What information should the nurse include in a standard care plan for Mifeprex (misepristone/misoprostol)?
- A. Women should be evaluated by their health care practitioners 2 weeks after taking the medicine.
- B. This is the preferred method for terminating an ectopic pregnancy when an intrauterine device is in place.
- C. The only symptom clients should experience is bleeding 2 to 3 days after taking the medicine.
- D. Women who experience no bleeding within 3 days should immediately take a home pregnancy test.
Correct Answer: A
Rationale: Follow-up evaluation ensures completion of abortion.

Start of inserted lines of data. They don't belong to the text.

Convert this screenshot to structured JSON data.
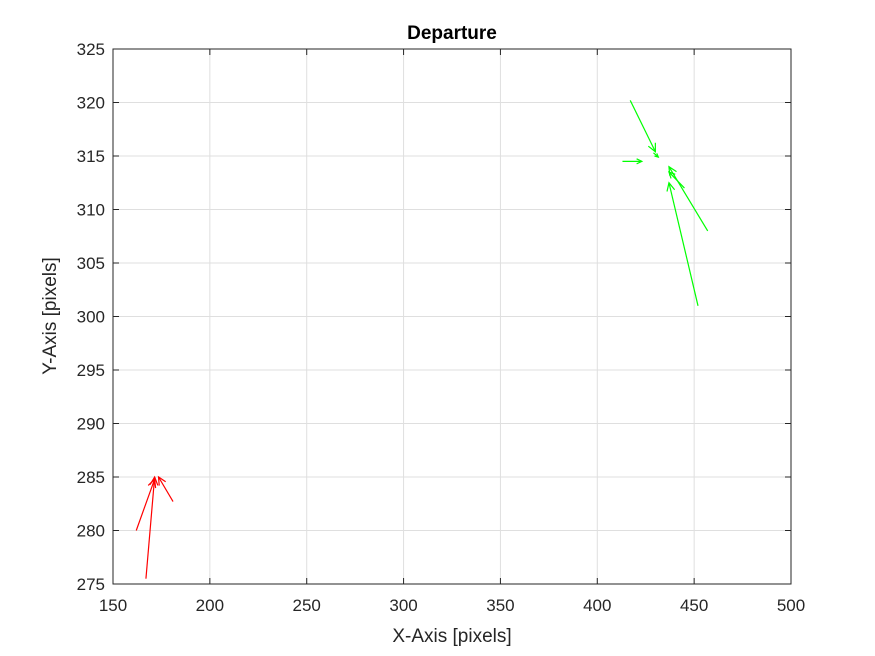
{
  "chart_data": {
    "type": "quiver",
    "title": "Departure",
    "xlabel": "X-Axis [pixels]",
    "ylabel": "Y-Axis [pixels]",
    "xlim": [
      150,
      500
    ],
    "ylim": [
      275,
      325
    ],
    "xticks": [
      150,
      200,
      250,
      300,
      350,
      400,
      450,
      500
    ],
    "yticks": [
      275,
      280,
      285,
      290,
      295,
      300,
      305,
      310,
      315,
      320,
      325
    ],
    "grid": true,
    "series": [
      {
        "color": "#ff0000",
        "vectors": [
          {
            "x": 162,
            "y": 280,
            "dx": 9.5,
            "dy": 4.8
          },
          {
            "x": 167,
            "y": 275.5,
            "dx": 4.5,
            "dy": 9.5
          },
          {
            "x": 181,
            "y": 282.7,
            "dx": -7.5,
            "dy": 2.3
          }
        ]
      },
      {
        "color": "#00ff00",
        "vectors": [
          {
            "x": 417,
            "y": 320.2,
            "dx": 13,
            "dy": -4.8
          },
          {
            "x": 413,
            "y": 314.5,
            "dx": 10,
            "dy": 0
          },
          {
            "x": 429,
            "y": 315.3,
            "dx": 2.5,
            "dy": -0.4
          },
          {
            "x": 452,
            "y": 301,
            "dx": -15,
            "dy": 11.5
          },
          {
            "x": 457,
            "y": 308,
            "dx": -20,
            "dy": 6
          },
          {
            "x": 445,
            "y": 312,
            "dx": -8,
            "dy": 1.5
          }
        ]
      }
    ]
  }
}
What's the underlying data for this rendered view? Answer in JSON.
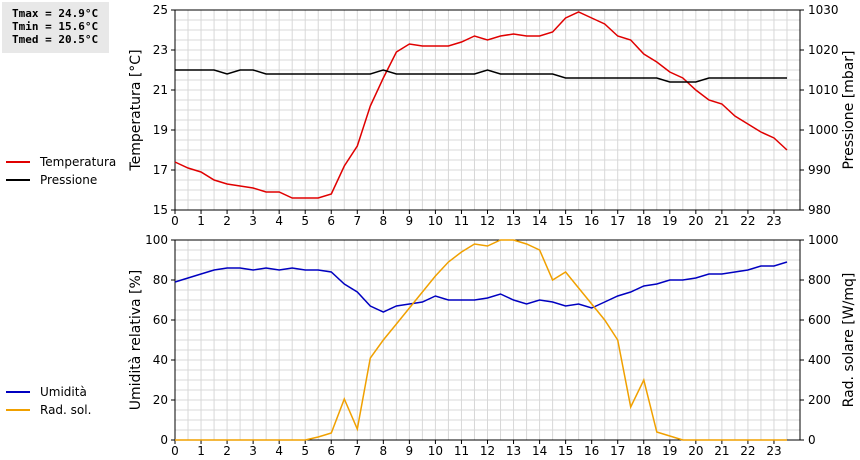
{
  "stats": {
    "tmax": "Tmax = 24.9°C",
    "tmin": "Tmin = 15.6°C",
    "tmed": "Tmed = 20.5°C"
  },
  "legend_top": [
    {
      "label": "Temperatura",
      "color": "#e00000"
    },
    {
      "label": "Pressione",
      "color": "#000000"
    }
  ],
  "legend_bottom": [
    {
      "label": "Umidità",
      "color": "#0000c0"
    },
    {
      "label": "Rad. sol.",
      "color": "#f0a000"
    }
  ],
  "chart_data": [
    {
      "type": "line",
      "x": [
        0,
        0.5,
        1,
        1.5,
        2,
        2.5,
        3,
        3.5,
        4,
        4.5,
        5,
        5.5,
        6,
        6.5,
        7,
        7.5,
        8,
        8.5,
        9,
        9.5,
        10,
        10.5,
        11,
        11.5,
        12,
        12.5,
        13,
        13.5,
        14,
        14.5,
        15,
        15.5,
        16,
        16.5,
        17,
        17.5,
        18,
        18.5,
        19,
        19.5,
        20,
        20.5,
        21,
        21.5,
        22,
        22.5,
        23,
        23.5
      ],
      "xlim": [
        0,
        24
      ],
      "xticks": [
        "0",
        "1",
        "2",
        "3",
        "4",
        "5",
        "6",
        "7",
        "8",
        "9",
        "10",
        "11",
        "12",
        "13",
        "14",
        "15",
        "16",
        "17",
        "18",
        "19",
        "20",
        "21",
        "22",
        "23"
      ],
      "ylabel": "Temperatura [°C]",
      "ylim": [
        15,
        25
      ],
      "yticks": [
        "15",
        "17",
        "19",
        "21",
        "23",
        "25"
      ],
      "y2label": "Pressione [mbar]",
      "y2lim": [
        980,
        1030
      ],
      "y2ticks": [
        "980",
        "990",
        "1000",
        "1010",
        "1020",
        "1030"
      ],
      "grid": true,
      "series": [
        {
          "name": "Temperatura",
          "axis": "left",
          "color": "#e00000",
          "values": [
            17.4,
            17.1,
            16.9,
            16.5,
            16.3,
            16.2,
            16.1,
            15.9,
            15.9,
            15.6,
            15.6,
            15.6,
            15.8,
            17.2,
            18.2,
            20.2,
            21.6,
            22.9,
            23.3,
            23.2,
            23.2,
            23.2,
            23.4,
            23.7,
            23.5,
            23.7,
            23.8,
            23.7,
            23.7,
            23.9,
            24.6,
            24.9,
            24.6,
            24.3,
            23.7,
            23.5,
            22.8,
            22.4,
            21.9,
            21.6,
            21.0,
            20.5,
            20.3,
            19.7,
            19.3,
            18.9,
            18.6,
            18.0
          ]
        },
        {
          "name": "Pressione",
          "axis": "right",
          "color": "#000000",
          "values": [
            1015,
            1015,
            1015,
            1015,
            1014,
            1015,
            1015,
            1014,
            1014,
            1014,
            1014,
            1014,
            1014,
            1014,
            1014,
            1014,
            1015,
            1014,
            1014,
            1014,
            1014,
            1014,
            1014,
            1014,
            1015,
            1014,
            1014,
            1014,
            1014,
            1014,
            1013,
            1013,
            1013,
            1013,
            1013,
            1013,
            1013,
            1013,
            1012,
            1012,
            1012,
            1013,
            1013,
            1013,
            1013,
            1013,
            1013,
            1013
          ]
        }
      ]
    },
    {
      "type": "line",
      "x": [
        0,
        0.5,
        1,
        1.5,
        2,
        2.5,
        3,
        3.5,
        4,
        4.5,
        5,
        5.5,
        6,
        6.5,
        7,
        7.5,
        8,
        8.5,
        9,
        9.5,
        10,
        10.5,
        11,
        11.5,
        12,
        12.5,
        13,
        13.5,
        14,
        14.5,
        15,
        15.5,
        16,
        16.5,
        17,
        17.5,
        18,
        18.5,
        19,
        19.5,
        20,
        20.5,
        21,
        21.5,
        22,
        22.5,
        23,
        23.5
      ],
      "xlim": [
        0,
        24
      ],
      "xticks": [
        "0",
        "1",
        "2",
        "3",
        "4",
        "5",
        "6",
        "7",
        "8",
        "9",
        "10",
        "11",
        "12",
        "13",
        "14",
        "15",
        "16",
        "17",
        "18",
        "19",
        "20",
        "21",
        "22",
        "23"
      ],
      "ylabel": "Umidità relativa [%]",
      "ylim": [
        0,
        100
      ],
      "yticks": [
        "0",
        "20",
        "40",
        "60",
        "80",
        "100"
      ],
      "y2label": "Rad. solare [W/mq]",
      "y2lim": [
        0,
        1000
      ],
      "y2ticks": [
        "0",
        "200",
        "400",
        "600",
        "800",
        "1000"
      ],
      "grid": true,
      "series": [
        {
          "name": "Umidità",
          "axis": "left",
          "color": "#0000c0",
          "values": [
            79,
            81,
            83,
            85,
            86,
            86,
            85,
            86,
            85,
            86,
            85,
            85,
            84,
            78,
            74,
            67,
            64,
            67,
            68,
            69,
            72,
            70,
            70,
            70,
            71,
            73,
            70,
            68,
            70,
            69,
            67,
            68,
            66,
            69,
            72,
            74,
            77,
            78,
            80,
            80,
            81,
            83,
            83,
            84,
            85,
            87,
            87,
            89
          ]
        },
        {
          "name": "Rad. sol.",
          "axis": "right",
          "color": "#f0a000",
          "values": [
            0,
            0,
            0,
            0,
            0,
            0,
            0,
            0,
            0,
            0,
            0,
            15,
            35,
            205,
            55,
            410,
            500,
            580,
            660,
            740,
            820,
            890,
            940,
            980,
            970,
            1000,
            1000,
            980,
            950,
            800,
            840,
            760,
            680,
            600,
            500,
            165,
            300,
            40,
            20,
            0,
            0,
            0,
            0,
            0,
            0,
            0,
            0,
            0
          ]
        }
      ]
    }
  ]
}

What is the rationale for the nurse's questions regarding a nonpregnant young woman diagnosed with bacterial vaginosis?
- A. Clients with BV can infect their sexual partners.
- B. The nurse is required by law to ask the questions.

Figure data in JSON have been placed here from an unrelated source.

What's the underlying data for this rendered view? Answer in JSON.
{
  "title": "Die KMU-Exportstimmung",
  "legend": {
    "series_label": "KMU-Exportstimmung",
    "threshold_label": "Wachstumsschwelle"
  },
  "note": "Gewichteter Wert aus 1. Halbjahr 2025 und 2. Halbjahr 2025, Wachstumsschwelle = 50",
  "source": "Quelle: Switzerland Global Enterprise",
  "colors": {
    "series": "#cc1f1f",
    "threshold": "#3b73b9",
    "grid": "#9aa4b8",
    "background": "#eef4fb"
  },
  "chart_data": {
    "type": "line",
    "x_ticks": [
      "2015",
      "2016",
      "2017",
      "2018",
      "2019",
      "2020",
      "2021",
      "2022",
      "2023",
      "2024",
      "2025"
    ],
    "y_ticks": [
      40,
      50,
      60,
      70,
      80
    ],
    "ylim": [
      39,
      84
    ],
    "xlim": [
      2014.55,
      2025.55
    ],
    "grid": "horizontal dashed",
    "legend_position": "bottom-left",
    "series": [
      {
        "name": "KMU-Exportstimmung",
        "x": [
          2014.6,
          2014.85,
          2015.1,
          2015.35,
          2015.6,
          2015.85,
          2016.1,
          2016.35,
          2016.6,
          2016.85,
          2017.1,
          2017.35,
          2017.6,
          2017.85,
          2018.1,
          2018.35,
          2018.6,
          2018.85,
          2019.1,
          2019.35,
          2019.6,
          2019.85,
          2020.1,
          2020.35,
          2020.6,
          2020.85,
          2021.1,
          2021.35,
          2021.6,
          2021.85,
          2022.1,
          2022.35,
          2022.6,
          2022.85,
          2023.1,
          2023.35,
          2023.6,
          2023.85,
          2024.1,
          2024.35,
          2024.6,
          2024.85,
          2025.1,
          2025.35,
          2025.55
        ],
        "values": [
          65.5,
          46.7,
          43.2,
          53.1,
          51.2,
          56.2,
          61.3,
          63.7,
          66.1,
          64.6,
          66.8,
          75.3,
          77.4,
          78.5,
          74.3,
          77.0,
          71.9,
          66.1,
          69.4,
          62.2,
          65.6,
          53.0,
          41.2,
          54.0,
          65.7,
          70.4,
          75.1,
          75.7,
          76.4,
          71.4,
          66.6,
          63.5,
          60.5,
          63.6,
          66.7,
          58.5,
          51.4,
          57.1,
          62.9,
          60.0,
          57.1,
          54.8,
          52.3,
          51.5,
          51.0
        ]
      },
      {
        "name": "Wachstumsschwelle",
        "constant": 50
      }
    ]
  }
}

- C. Clients with BV can become infected with HIV and other sexually transmitted infections more easily than uninfected women.
- D. The laboratory needs a full client history to know for which organisms and antibiotic sensitivities it should test.
Correct Answer: C
Rationale: BV increases susceptibility to other STIs, including HIV.

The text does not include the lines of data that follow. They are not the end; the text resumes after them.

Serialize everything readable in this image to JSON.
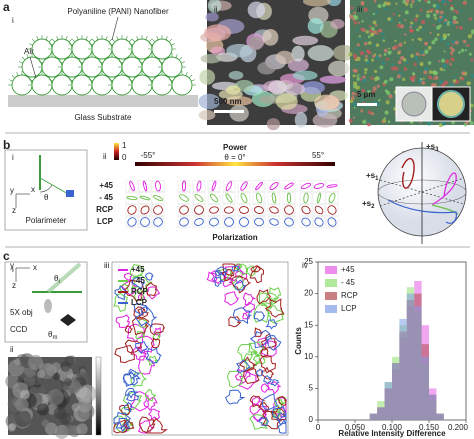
{
  "panels": {
    "a": {
      "label": "a",
      "i": {
        "label": "i",
        "fiber_label": "Polyaniline (PANI) Nanofiber",
        "air_label": "Air",
        "substrate_label": "Glass Substrate"
      },
      "ii": {
        "label": "ii",
        "scale_bar": "500 nm"
      },
      "iii": {
        "label": "iii",
        "scale_bar": "5 µm"
      }
    },
    "b": {
      "label": "b",
      "i": {
        "label": "i",
        "axis_y": "y",
        "axis_x": "x",
        "axis_z": "z",
        "angle": "θ",
        "device": "Polarimeter"
      },
      "ii": {
        "label": "ii",
        "colorbar_ticks": [
          1,
          0
        ],
        "angle_left": "-55°",
        "power_label": "Power",
        "angle_center": "θ = 0°",
        "angle_right": "55°",
        "rows": [
          {
            "name": "+45",
            "color": "#e020e0"
          },
          {
            "name": "- 45",
            "color": "#6cc04a"
          },
          {
            "name": "RCP",
            "color": "#a31f1f"
          },
          {
            "name": "LCP",
            "color": "#3a62d0"
          }
        ],
        "polarization_label": "Polarization"
      },
      "iii": {
        "label": "iii",
        "s3": {
          "text": "+s",
          "sub": "3"
        },
        "s1": {
          "text": "+s",
          "sub": "1"
        },
        "s2": {
          "text": "+s",
          "sub": "2"
        }
      }
    },
    "c": {
      "label": "c",
      "i": {
        "label": "i",
        "axis_y": "y",
        "axis_x": "x",
        "axis_z": "z",
        "theta_i": {
          "text": "θ",
          "sub": "i"
        },
        "objective": "5X obj",
        "camera": "CCD",
        "theta_m": {
          "text": "θ",
          "sub": "m"
        }
      },
      "ii": {
        "label": "ii"
      },
      "iii": {
        "label": "iii",
        "series": [
          {
            "name": "+45",
            "color": "#e020e0"
          },
          {
            "name": "- 45",
            "color": "#6cd04a"
          },
          {
            "name": "RCP",
            "color": "#a31f1f"
          },
          {
            "name": "LCP",
            "color": "#3a62d0"
          }
        ]
      },
      "iv": {
        "label": "iv",
        "type": "histogram",
        "xlabel": "Relative Intensity Difference",
        "ylabel": "Counts",
        "bins": [
          0.07,
          0.08,
          0.09,
          0.1,
          0.11,
          0.12,
          0.13,
          0.14,
          0.15,
          0.16,
          0.17
        ],
        "series": [
          {
            "name": "+45",
            "color": "#e65ce6",
            "values": [
              1,
              2,
              5,
              8,
              13,
              18,
              22,
              15,
              5,
              1
            ]
          },
          {
            "name": "- 45",
            "color": "#8fe070",
            "values": [
              1,
              3,
              6,
              10,
              15,
              21,
              17,
              9,
              3,
              1
            ]
          },
          {
            "name": "RCP",
            "color": "#b04a4a",
            "values": [
              1,
              2,
              5,
              9,
              14,
              19,
              20,
              12,
              4,
              1
            ]
          },
          {
            "name": "LCP",
            "color": "#7f9ee8",
            "values": [
              1,
              2,
              6,
              9,
              16,
              20,
              18,
              10,
              4,
              1
            ]
          }
        ],
        "xlim": [
          0,
          0.2
        ],
        "xticks": [
          {
            "value": 0,
            "label": "0"
          },
          {
            "value": 0.05,
            "label": "0.050"
          },
          {
            "value": 0.1,
            "label": "0.100"
          },
          {
            "value": 0.15,
            "label": "0.150"
          },
          {
            "value": 0.2,
            "label": "0.200"
          }
        ],
        "ylim": [
          0,
          25
        ],
        "yticks": [
          0,
          5,
          10,
          15,
          20,
          25
        ]
      }
    }
  }
}
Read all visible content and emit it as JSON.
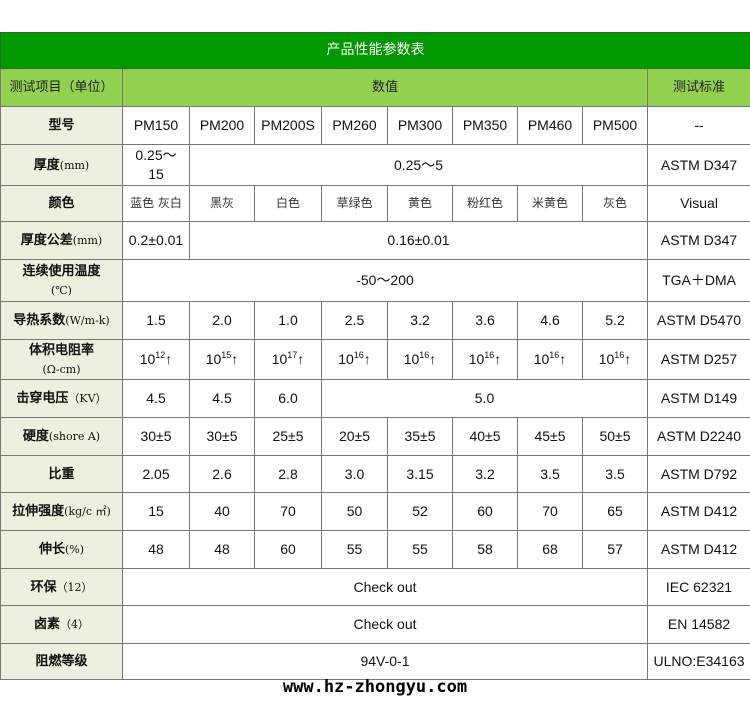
{
  "title": "产品性能参数表",
  "header": {
    "item": "测试项目（单位）",
    "values": "数值",
    "standard": "测试标准"
  },
  "rows": [
    {
      "label": "型号",
      "unit": "",
      "values": [
        "PM150",
        "PM200",
        "PM200S",
        "PM260",
        "PM300",
        "PM350",
        "PM460",
        "PM500"
      ],
      "standard": "--"
    },
    {
      "label": "厚度",
      "unit": "(mm)",
      "values": [
        "0.25～15",
        "0.25～5"
      ],
      "standard": "ASTM D347"
    },
    {
      "label": "颜色",
      "unit": "",
      "values": [
        "蓝色 灰白",
        "黑灰",
        "白色",
        "草绿色",
        "黄色",
        "粉红色",
        "米黄色",
        "灰色"
      ],
      "standard": "Visual"
    },
    {
      "label": "厚度公差",
      "unit": "(mm)",
      "values": [
        "0.2±0.01",
        "0.16±0.01"
      ],
      "standard": "ASTM D347"
    },
    {
      "label": "连续使用温度",
      "unit": "(℃)",
      "values": [
        "-50～200"
      ],
      "standard": "TGA＋DMA"
    },
    {
      "label": "导热系数",
      "unit": "(W/m-k)",
      "values": [
        "1.5",
        "2.0",
        "1.0",
        "2.5",
        "3.2",
        "3.6",
        "4.6",
        "5.2"
      ],
      "standard": "ASTM D5470"
    },
    {
      "label": "体积电阻率",
      "unit": "(Ω-cm)",
      "values": [
        {
          "base": "10",
          "exp": "12",
          "suffix": "↑"
        },
        {
          "base": "10",
          "exp": "15",
          "suffix": "↑"
        },
        {
          "base": "10",
          "exp": "17",
          "suffix": "↑"
        },
        {
          "base": "10",
          "exp": "16",
          "suffix": "↑"
        },
        {
          "base": "10",
          "exp": "16",
          "suffix": "↑"
        },
        {
          "base": "10",
          "exp": "16",
          "suffix": "↑"
        },
        {
          "base": "10",
          "exp": "16",
          "suffix": "↑"
        },
        {
          "base": "10",
          "exp": "16",
          "suffix": "↑"
        }
      ],
      "standard": "ASTM D257"
    },
    {
      "label": "击穿电压",
      "unit": "（KV）",
      "values": [
        "4.5",
        "4.5",
        "6.0",
        "5.0"
      ],
      "standard": "ASTM D149"
    },
    {
      "label": "硬度",
      "unit": "(shore A)",
      "values": [
        "30±5",
        "30±5",
        "25±5",
        "20±5",
        "35±5",
        "40±5",
        "45±5",
        "50±5"
      ],
      "standard": "ASTM D2240"
    },
    {
      "label": "比重",
      "unit": "",
      "values": [
        "2.05",
        "2.6",
        "2.8",
        "3.0",
        "3.15",
        "3.2",
        "3.5",
        "3.5"
      ],
      "standard": "ASTM D792"
    },
    {
      "label": "拉伸强度",
      "unit": "(kg/c ㎡)",
      "values": [
        "15",
        "40",
        "70",
        "50",
        "52",
        "60",
        "70",
        "65"
      ],
      "standard": "ASTM D412"
    },
    {
      "label": "伸长",
      "unit": "(%)",
      "values": [
        "48",
        "48",
        "60",
        "55",
        "55",
        "58",
        "68",
        "57"
      ],
      "standard": "ASTM D412"
    },
    {
      "label": "环保",
      "unit": "（12）",
      "values": [
        "Check out"
      ],
      "standard": "IEC 62321"
    },
    {
      "label": "卤素",
      "unit": "（4）",
      "values": [
        "Check out"
      ],
      "standard": "EN 14582"
    },
    {
      "label": "阻燃等级",
      "unit": "",
      "values": [
        "94V-0-1"
      ],
      "standard": "ULNO:E34163"
    }
  ],
  "footer": "www.hz-zhongyu.com",
  "colors": {
    "title_bg": "#009900",
    "header_bg": "#92d050",
    "label_bg": "#ebf1de"
  }
}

What intervention is highest priority for a woman entering the emergency department after a stranger rape?
- A. Create a safe environment.
- B. Offer postcoital contraceptive therapy.
- C. Provide sexually transmitted disease prophylaxis.
- D. Take a thorough health history.
Correct Answer: A
Rationale: Ensuring safety is paramount immediately after trauma.
A newborn's birth was prolonged because the shoulders were very wide. The nurse performing the assessment would be particularly observant for a problem with the:
- A. Moro reflex
- B. Plantar reflex
- C. Babinski reflex
- D. Stepping reflex
Correct Answer: A
Rationale: The Moro reflex is a normal infantile reflex that is typically present at birth and disappears around 4-6 months of age. This reflex is triggered by a sudden loss of support or a loud noise, causing the infant to throw back the head and extend the arms in a gesture as if trying to grab something. In a situation where the newborn's birth was prolonged due to wide shoulders, there is a higher risk of injury to the brachial plexus (nerves that control arm movement) during delivery. Damage to the brachial plexus can result in weakness or paralysis of the affected arm, and this may impact the Moro reflex as it involves the arms' movement. Therefore, the nurse would be particularly observant for any abnormality or lack of response in the Moro reflex as it may indicate potential nerve injury related to the difficult birth.